Doom On The NES

“But can it run Doom?” is perhaps the final test of hacking a platform. From calculators to thermostats, we’ve seen Doom shoehorned into a lot of different pieces of hardware. Many times we’re left scratching our heads at the mashup, and this is no exception.

[TheRasteri] wasn’t satisfied with the existing ports of Doom, so he decided to bring the classic game to a classic console, the NES. In the video embedded after the break, he helpfully points out the system requirements for running Doom, and compares them with the specifications of the NES. Spoilers: not nearly enough.

How did he manage the feat? Taking inspiration from Nintendo’s own SuperFX chip, he embedded a co-processor in the cartridge, and fed the video stream from the cartridge back into the NES. It might not be fair to call it a co-processor, since it’s a Raspberry Pi with thousands of times the processing power of the 6502 that powers the NES. The idea might seem familiar, and in fact it was partially inspired by [Tom7]’s similar hack last year.

Using a Cypress USB controller to feed the graphics bus, [TheRasteri] is able to run Doom on the Raspberry Pi, take the visuals from the game, and convert them into blocks of graphics the NES expects to load from the cartridge. The best trick is that he apparently managed to squeeze everything into a normal NES cartridge. He plans to release a build video on his channel, so keep an eye out.
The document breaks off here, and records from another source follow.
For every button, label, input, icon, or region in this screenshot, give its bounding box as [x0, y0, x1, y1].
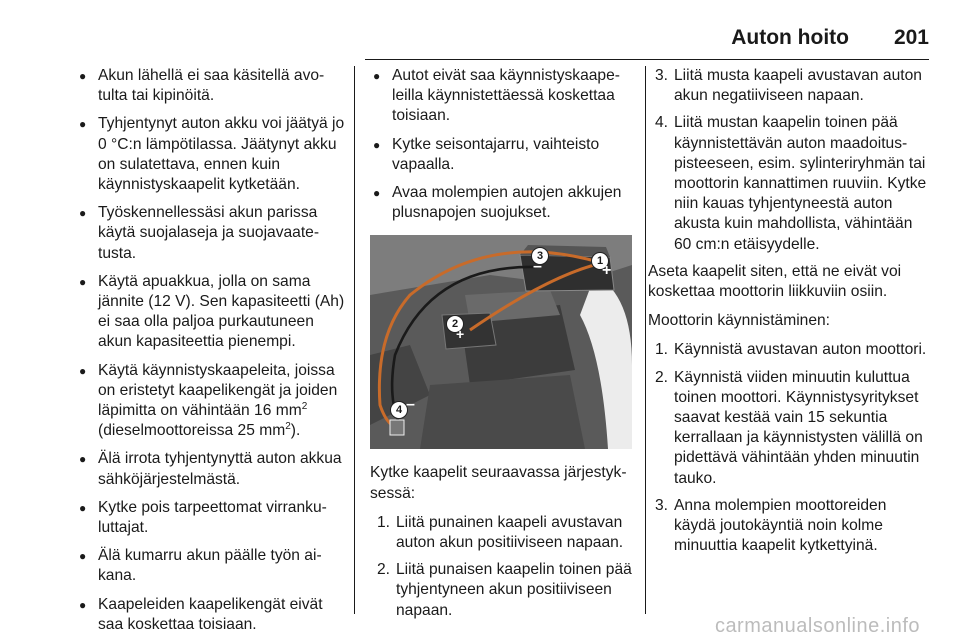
step-number: 2.: [654, 368, 668, 386]
bullet-item: ● Autot eivät saa käynnistyskaapeleilla käynnistettäessä koskettaa toisiaan.: [370, 66, 638, 127]
bullet-item: ● Akun lähellä ei saa käsitellä avotulta tai kipinöitä.: [76, 66, 346, 106]
step-item: [648, 340, 930, 360]
step-item: [370, 513, 638, 553]
step-item: [370, 560, 638, 621]
step-text: Liitä punainen kaapeli avustavan auton akun positiiviseen napaan.: [396, 513, 624, 552]
step-number: 4.: [654, 114, 668, 132]
callout-2-badge: 2: [446, 315, 464, 333]
step-number: 1.: [376, 513, 390, 531]
cable-spec-end: ).: [290, 422, 301, 440]
column-3: [648, 66, 930, 563]
step-text: Liitä musta kaapeli avustavan auton akun negatiiviseen napaan.: [674, 67, 922, 105]
step-text: Käynnistä avustavan auton moottori.: [674, 341, 927, 359]
watermark: carmanualsonline.info: [714, 615, 920, 637]
step-item: [648, 368, 930, 489]
page-number: 201: [893, 26, 929, 49]
step-text: Liitä punaisen kaapelin toinen pää tyhjentyneen akun positiiviseen napaan.: [396, 561, 632, 619]
step-text: Käynnistä viiden minuutin kuluttua toinen moottori. Käynnistysyritykset saavat kestää vain 15 sekuntia kerrallaan ja käynnistysten välillä on pidettävä vähintään yhden minuutin tauko.: [674, 368, 923, 487]
engine-start-heading: Moottorin käynnistäminen:: [648, 312, 831, 330]
step-item: [648, 113, 930, 254]
step-number: 3.: [654, 496, 668, 514]
engine-bay-illustration: [370, 235, 632, 449]
step-item: [648, 496, 930, 557]
connection-steps: [370, 513, 638, 621]
minus-icon: –: [533, 258, 542, 276]
callout-4-badge: 4: [390, 401, 408, 419]
step-text: Anna molempien moottoreiden käydä joutokäyntiä noin kolme minuuttia kaapelit kytkettyinä.: [674, 496, 887, 555]
superscript: 2: [301, 400, 308, 412]
bullet-item: ● Tyhjentynyt auton akku voi jäätyä jo 0 °C:n lämpötilassa. Jäätynyt akku on sulatettava, ennen kuin käynnistyskaapelit kytketään.: [76, 114, 346, 195]
cable-spec-text: Käytä käynnistyskaapeleita, joissa on eristetyt kaapelikengät ja joiden läpimitta on vähintään 16 mm: [98, 361, 338, 420]
page-title: Auton hoito: [731, 26, 849, 49]
jump-start-figure: [370, 235, 632, 449]
superscript: 2: [285, 421, 291, 433]
header-rule: [365, 59, 929, 60]
page-header: [365, 24, 929, 54]
cable-placement-note: Aseta kaapelit siten, että ne eivät voi koskettaa moottorin liikkuviin osiin.: [648, 262, 902, 301]
bullet-item: ● Avaa molempien autojen akkujen plusnapojen suojukset.: [370, 183, 638, 223]
step-item: [648, 66, 930, 106]
bullet-item: ● Kytke seisontajarru, vaihteisto vapaalla.: [370, 135, 638, 175]
cable-spec-mid: (dieselmoottoreissa 25 mm: [98, 422, 286, 440]
step-number: 1.: [654, 341, 668, 359]
bullet-item: ● Työskennellessäsi akun parissa käytä suojalaseja ja suojavaatetusta.: [76, 203, 346, 264]
column-2: [370, 66, 638, 628]
connection-order-intro: Kytke kaapelit seuraavassa järjestyksessä:: [370, 464, 627, 502]
minus-icon: –: [406, 396, 415, 414]
step-text: Liitä mustan kaapelin toinen pää käynnistettävän auton maadoituspisteeseen, esim. sylinteriryhmän tai moottorin kannattimen ruuviin. Kytke niin kauas tyhjentyneestä auton akusta kuin mahdollista, vähintään 60 cm:n etäisyydelle.: [674, 114, 927, 253]
engine-start-steps: [648, 340, 930, 556]
column-1: [76, 66, 346, 643]
bullet-item: ● Kaapeleiden kaapelikengät eivät saa koskettaa toisiaan.: [76, 595, 346, 635]
column-divider-2: [645, 66, 646, 614]
bullet-item: ● Älä kumarru akun päälle työn aikana.: [76, 546, 346, 586]
plus-icon: +: [456, 326, 465, 343]
callout-1-badge: 1: [591, 252, 609, 270]
connection-steps-continued: [648, 66, 930, 255]
bullet-item-cable-spec: [76, 361, 346, 442]
prep-bullet-list: [370, 66, 638, 223]
bullet-item: ● Kytke pois tarpeettomat virrankuluttajat.: [76, 498, 346, 538]
step-number: 3.: [654, 67, 668, 84]
column-divider-1: [354, 66, 355, 614]
bullet-item: ● Älä irrota tyhjentynyttä auton akkua sähköjärjestelmästä.: [76, 449, 346, 489]
bullet-item: ● Käytä apuakkua, jolla on sama jännite (12 V). Sen kapasiteetti (Ah) ei saa olla paljoa purkautuneen akun kapasiteettia pienempi.: [76, 272, 346, 353]
safety-bullet-list: [76, 66, 346, 635]
callout-3-badge: 3: [531, 247, 549, 265]
plus-icon: +: [602, 262, 612, 280]
step-number: 2.: [376, 561, 390, 579]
Meanwhile, don’t forget to take a look at those calculators and thermostats we mentioned.

20 thoughts on “Doom On The NES

      1. If you read the article, you would know he’s sending the frame buffer output across USB to an FX2LP and onto the expansion connector. No HDMI involved.

        But, no… it’s still not running Doom.

  1. funny, the NES in the video has one controller plugged in and that isn’t even used to play the game.
    So although this is interesting from many technical point of views, I wouldn’t say that the videos shows that you can play the game on a NES. But that is a thing that’s not impossible to solve, so I’m looking out for the next video regarding this subject.

    1. I think Doom was one of those games that would run a kind of game demo if you left it just sitting on the main menu. If it plays with the original controller this would be very cool to me. The Pi cartridge would be pretty cool by itself, I’m imagining a bunch of games stored on it allowing you to basically have all you’re classic titles on one cartridge. Don’t know how easy it would be compared to this but still a neat idea.

      1. Exactly this. If you boot up the original doom that level and those actions are the original demo screen you see. You can search for the shareware version of doom on the internet archive and run it in your browser on the page if you want to see it for yourself.

  2. For those bashing this project… Stuffing clever and sometimes newer tech into NES carts was a common thing in actual commercial games. Not all carts were just 2 ROMs. Multiplexing different chips onto the bus according to bank registers was a common method of expansion. A few carts for various consoles did have full CPUs (as mentioned in the video). So I consider this just the same kind of hackery fast-forwarded a few decades. As far as I’m concerned, if you stick a stock-looking cart into an unmodified NES and it does something cool, that’s a win. Any commercial NES game manufacturer would have gladly done something like this if it were possible and cost effective at the time.

    1. Yes, one of the advantages of the cartridge format. Look at the early single-screen NES games compared to what it was running in its heyday. Not possible without the logic afforded by the mapper chips, extra ram, etc., that they started stuffing into cartridges. Still, this is a bit too much for my tastes. Making a high-quality game with perhaps an attiny (or two) for extra processing power would interest me more.

  3. I love all these, “NOT RUNNING DOOM” comments, I guess the SNES wasn’t running any of it’s numerous games with helper chips. If the system is playing the game from the cartridge, and isn’t modified in any way, then it is playing the game.